8. In the northern hemisphere, the prevailing easterly tropical winds tend to steer hurricanes toward
land - although their course is unpredictable. As hurricanes move inshore, their power gradually
reduces because their energy comes from sucking up moist sea air.
Tropical Storms and Climate Change
• Global warming by the end of the 21st century will likely cause tropical cyclones
globally to be more intense on average (by 2 to 11%).
• This change would imply an even larger percentage increase in the destructive
potential per storm, assuming no reduction in storm size.
• Anthropogenic warming by the end of the 21st century will likely cause tropical
cyclones to have substantially higher rainfall rates than present-day ones, with a
model-projected increase of about 10-15% for rainfall rates averaged within about
100 km of the storm center.
Hurricane Katrina
•Katrina was a category 4 storm.
•Storm surges reached over 6 metres in height.
•New Orleans was one of the worst affected areas because it lies below sea
level and is protected by levees. These protect it from the Mississippi River
and Lake Ponchartrain. The levee defences were unable to cope with the
strength of Katrina, and water flooded into the city.

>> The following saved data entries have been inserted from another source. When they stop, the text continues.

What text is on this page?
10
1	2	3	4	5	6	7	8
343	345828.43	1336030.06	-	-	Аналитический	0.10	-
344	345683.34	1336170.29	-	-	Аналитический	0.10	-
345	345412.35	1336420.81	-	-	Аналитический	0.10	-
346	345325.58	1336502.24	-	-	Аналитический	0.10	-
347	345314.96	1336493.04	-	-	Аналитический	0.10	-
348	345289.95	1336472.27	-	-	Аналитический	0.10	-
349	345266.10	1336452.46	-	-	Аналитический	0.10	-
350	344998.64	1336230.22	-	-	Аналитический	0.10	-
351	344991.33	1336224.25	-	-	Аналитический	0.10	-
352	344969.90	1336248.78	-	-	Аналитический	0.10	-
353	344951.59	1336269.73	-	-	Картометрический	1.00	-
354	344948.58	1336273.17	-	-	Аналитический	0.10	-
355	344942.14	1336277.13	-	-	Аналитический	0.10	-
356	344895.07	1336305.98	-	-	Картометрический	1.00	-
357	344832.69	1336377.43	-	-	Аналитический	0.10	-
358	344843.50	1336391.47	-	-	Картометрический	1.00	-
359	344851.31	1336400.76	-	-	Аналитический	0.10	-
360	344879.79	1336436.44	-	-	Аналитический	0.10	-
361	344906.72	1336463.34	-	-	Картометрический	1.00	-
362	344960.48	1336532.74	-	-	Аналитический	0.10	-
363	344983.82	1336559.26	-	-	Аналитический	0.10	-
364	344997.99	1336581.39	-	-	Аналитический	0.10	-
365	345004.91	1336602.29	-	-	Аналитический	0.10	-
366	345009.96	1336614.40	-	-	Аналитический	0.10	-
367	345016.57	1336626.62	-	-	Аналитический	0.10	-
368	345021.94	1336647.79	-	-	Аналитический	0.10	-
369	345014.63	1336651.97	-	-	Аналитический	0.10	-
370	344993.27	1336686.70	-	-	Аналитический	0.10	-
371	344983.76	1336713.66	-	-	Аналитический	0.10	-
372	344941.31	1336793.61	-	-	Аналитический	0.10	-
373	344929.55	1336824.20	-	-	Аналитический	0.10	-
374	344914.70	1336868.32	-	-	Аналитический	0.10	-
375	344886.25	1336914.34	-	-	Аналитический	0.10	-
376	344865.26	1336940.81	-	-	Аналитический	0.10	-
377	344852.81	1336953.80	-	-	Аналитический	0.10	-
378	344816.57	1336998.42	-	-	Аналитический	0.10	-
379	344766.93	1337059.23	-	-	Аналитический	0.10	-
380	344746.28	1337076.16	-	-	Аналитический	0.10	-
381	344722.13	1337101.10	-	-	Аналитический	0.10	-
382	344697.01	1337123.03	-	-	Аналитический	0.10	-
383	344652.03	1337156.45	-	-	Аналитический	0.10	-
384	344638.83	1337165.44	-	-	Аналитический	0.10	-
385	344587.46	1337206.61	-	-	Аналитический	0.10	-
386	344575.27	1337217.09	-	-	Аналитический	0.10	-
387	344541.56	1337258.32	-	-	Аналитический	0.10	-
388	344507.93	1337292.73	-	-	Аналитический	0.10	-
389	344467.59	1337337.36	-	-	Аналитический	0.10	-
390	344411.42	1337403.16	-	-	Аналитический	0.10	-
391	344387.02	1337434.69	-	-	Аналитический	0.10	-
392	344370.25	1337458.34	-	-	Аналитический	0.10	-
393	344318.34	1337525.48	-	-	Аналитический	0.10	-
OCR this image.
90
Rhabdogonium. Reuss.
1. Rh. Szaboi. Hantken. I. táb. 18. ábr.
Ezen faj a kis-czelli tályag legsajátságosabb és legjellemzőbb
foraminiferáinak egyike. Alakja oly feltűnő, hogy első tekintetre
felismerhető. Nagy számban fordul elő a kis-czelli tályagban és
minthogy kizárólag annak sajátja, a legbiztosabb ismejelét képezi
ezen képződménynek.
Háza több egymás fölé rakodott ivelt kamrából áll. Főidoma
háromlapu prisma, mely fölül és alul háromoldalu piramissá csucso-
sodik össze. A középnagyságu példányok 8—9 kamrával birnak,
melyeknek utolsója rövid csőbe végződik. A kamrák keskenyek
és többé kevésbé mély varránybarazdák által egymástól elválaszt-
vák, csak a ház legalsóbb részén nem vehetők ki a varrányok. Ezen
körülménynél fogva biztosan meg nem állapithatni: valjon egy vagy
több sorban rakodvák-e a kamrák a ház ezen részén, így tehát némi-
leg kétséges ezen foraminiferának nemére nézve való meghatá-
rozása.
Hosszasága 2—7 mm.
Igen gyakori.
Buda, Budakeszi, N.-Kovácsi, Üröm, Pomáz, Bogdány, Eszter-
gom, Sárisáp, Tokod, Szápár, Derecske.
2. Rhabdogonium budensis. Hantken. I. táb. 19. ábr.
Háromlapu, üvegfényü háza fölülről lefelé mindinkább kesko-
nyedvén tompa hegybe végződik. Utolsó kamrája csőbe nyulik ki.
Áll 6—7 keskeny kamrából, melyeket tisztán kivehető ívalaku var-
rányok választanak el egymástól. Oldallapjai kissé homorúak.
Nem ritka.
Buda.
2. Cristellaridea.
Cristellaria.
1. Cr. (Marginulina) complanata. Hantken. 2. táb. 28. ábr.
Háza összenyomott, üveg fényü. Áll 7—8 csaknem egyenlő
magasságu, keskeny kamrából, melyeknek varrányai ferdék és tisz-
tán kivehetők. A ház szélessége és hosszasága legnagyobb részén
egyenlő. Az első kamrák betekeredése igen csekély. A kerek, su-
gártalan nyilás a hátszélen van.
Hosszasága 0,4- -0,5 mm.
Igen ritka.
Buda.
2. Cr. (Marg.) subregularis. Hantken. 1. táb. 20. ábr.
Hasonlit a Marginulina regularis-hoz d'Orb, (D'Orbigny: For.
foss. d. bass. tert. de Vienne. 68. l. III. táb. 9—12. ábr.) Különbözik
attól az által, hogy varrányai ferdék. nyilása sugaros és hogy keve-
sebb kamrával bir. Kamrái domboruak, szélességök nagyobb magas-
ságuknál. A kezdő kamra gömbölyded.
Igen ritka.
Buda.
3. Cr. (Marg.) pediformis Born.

•Despite an evacuation order, many of the poorest people remained in the
city.
•People sought refuge in the Superdome stadium. Conditions were
unhygienic, and there was a shortage of food and water. Looting was
commonplace throughout the city. Tension was high and many felt
vulnerable and unsafe.
•1 million people were made homeless and about 1,200 people drowned in
the floods.
•Oil facilities were damaged and as a result petrol prices rose in the UK and
USA.
There was much criticism of the authorities for their handling of the
disaster. Although many people were evacuated, it was a slow process
and the poorest and most vulnerable were left behind.
$50 billion in aid was given by the government.
The UK government sent food aid during the early stages of the recovery
process.
The National Guard was mobilised to restore and maintain law and order
in what became a hostile and unsafe living environment.